The Sollers report has a two-pronged thrust. First, and most obvious, it is out to redeem the name of Joe Paterno by discrediting the Freeh report, which excoriated him. This is what Sue paid for. But second, Sollers & Company cleverly include dissemination of information about child abusers and their victims, thus presumably playing the “vvvvvvvvvvictimmmmmms” card obliquely or in the very least defusing critics who would play that same card against them. The retention of Jim Clemente, former FBI profiler and internationally recognized expert in the fields of sex crimes investigations, sex offender behavior, child sexual victimization, and child pornography, as part of the team lends credibility to its findings in that area. Clemente makes several key points about the stealth and cunning of perverts like Sandusky, and the ease with which they cloak their clandestine activities from the rest of us unsuspecting and trusting colleagues and friends. Clemente’s findings, incorporated into the report and presented separately as Appendix B, are quite impressive. It is a grandiose, 72-page treatise on pedophilia and child sexual victimization, generally and with specificity to Jerry Sandusky. It has appendixes of its own that provide information in excess of the 72-page body of the Clemente Report.
Additionally, separate reports by Thornburgh and Berlin are included as appendixes.
If you’re keeping score, the Freeh report still wins the poundage battle by a score of 267 pages to 238, although as you know, much of the Freeh report consisted of reproduced emails and scrawled notes.
One more early reaction to the Sollers report comes from Phil Knight, chairman of Nike, a long-time friend of Joe Paterno who turned against him in the wake of the Freeh report. “According to the investigation, it appears Joe made missteps that led to heartbreaking consequences,” Knight said at the time. “I missed that Joe missed it, and I’m extremely saddened on this day.” However, now he sings a different tune. He says he didn’t read the full 267 pages. Knight was indeed swayed by the Sollers report:
“With the release of the report by the King and Spalding law firm, including analysis by former Attorney General Dick Thornburgh and former FBI profiler James Clemente, it is clear that the findings of the Freeh Report were unjustified and unsubstantiated.”
Knight said a lot more. If you want to read it, check out “Knight reverses course on Paterno” on ESPN.com. Big thanks to intrepid Penn State news junkie Joe for the pointer.

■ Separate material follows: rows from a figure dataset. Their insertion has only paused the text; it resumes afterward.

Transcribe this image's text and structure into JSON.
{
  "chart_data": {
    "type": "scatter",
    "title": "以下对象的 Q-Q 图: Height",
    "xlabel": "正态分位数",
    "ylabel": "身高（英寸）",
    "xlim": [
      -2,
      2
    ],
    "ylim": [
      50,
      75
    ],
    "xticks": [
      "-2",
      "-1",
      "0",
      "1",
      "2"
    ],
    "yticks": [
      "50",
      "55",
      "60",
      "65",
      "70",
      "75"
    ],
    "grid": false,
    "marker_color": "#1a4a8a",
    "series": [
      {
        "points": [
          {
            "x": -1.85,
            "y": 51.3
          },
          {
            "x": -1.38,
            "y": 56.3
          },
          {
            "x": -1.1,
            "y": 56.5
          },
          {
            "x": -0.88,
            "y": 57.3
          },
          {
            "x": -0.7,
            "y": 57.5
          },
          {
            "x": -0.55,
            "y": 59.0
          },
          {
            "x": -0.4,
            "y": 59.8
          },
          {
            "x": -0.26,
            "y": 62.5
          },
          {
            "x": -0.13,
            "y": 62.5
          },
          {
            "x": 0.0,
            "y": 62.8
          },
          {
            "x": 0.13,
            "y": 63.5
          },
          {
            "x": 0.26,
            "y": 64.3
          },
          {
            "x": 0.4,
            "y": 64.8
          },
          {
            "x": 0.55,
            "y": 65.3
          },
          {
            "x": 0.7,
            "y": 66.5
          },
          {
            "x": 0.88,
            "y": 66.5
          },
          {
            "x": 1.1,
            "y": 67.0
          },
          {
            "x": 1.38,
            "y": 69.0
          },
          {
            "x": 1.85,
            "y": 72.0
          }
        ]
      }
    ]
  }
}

I suspect that there will be a cascade of similar reversals in the wake of this report. Reading it will open some eyes, even if a very few read and digest the plethora of facts and opinions incorporated in it. Compared to this report, the Freeh report gives one the impression of a shoddily assembled collection of pseudo-factoids shakily used to draw biased, pre-ordained conclusions. In this writer’s opinion, in spite of the poundage advantage of Freeh’s 267 pages, Sollers and company have won the pissing contest.
Now, let us sit back and wait for the next crow-eater to emerge. This should be fun. You can find all of the information you’ll ever want about the Sollers report and the three sub-reports at the PATERNO website.